After this failure, you started the postgraduate program in Management of Technology (MoT) offered by HEC Lausanne and EPFL. Why did you decide to resume your studies at that time?
I wanted to understand what had happened. I think I also had my share of responsibility, obviously. For me, it was the first time managing such an ambitious project, and it was the first time managing an industrial project. I didn't have expertise in the field. Managing a service startup in Paris is not the same as a global industrial project with a scientific program. I even decided to write my thesis on my failure.
The story of the Optima Environment S.A. project is taken to create an IMD Case that will be studied in MBA programs such as Harvard.v Do you think that if you had done this program before launching this project, you could have led this company to success?
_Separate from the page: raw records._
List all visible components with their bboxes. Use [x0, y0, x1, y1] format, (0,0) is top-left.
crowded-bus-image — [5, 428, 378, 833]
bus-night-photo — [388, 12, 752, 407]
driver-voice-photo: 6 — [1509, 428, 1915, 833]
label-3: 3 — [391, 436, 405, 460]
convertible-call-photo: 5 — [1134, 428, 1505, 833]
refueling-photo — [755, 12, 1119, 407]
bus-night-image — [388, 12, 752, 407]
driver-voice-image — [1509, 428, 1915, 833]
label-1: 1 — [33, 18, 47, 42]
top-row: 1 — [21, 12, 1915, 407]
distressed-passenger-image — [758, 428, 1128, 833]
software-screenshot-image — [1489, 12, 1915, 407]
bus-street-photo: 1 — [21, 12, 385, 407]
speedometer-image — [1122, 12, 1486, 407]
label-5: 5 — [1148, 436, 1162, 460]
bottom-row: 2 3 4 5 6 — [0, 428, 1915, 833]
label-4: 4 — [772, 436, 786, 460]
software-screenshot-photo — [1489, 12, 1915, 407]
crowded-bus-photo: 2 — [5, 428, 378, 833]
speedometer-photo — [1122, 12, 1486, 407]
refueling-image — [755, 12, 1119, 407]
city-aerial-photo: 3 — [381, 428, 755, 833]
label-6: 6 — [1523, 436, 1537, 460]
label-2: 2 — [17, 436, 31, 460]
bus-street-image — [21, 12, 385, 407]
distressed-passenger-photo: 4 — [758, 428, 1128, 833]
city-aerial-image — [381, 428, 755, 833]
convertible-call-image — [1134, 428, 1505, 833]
It's very difficult to answer, but I imagine yes. If I had done this program before, I'm convinced that we would have saved time. Leading a scientific research program to turn it into a business is complicated. Researchers are curious; they love research, but searching just for the sake of it is antithetical to the profit-seeking goal for the company. Application research is needed, which can lead to the development and commercialization of a product.
What message or advice would you like to give to our students who are considering embarking on entrepreneurship?
One is an entrepreneur or not. You shouldn't do it just for the status. I have a friend who failed because he wanted to become an entrepreneur at the age of 50, even though he had always worked for big companies, as if entrepreneur was the ultimate “position”. You need to have strong intellectual, emotional, and psychological resilience to not rely on a monthly salary. It's not for everyone. You have to be able to accept failure and uncertainties. If you feel a strong call of doing it, go for it.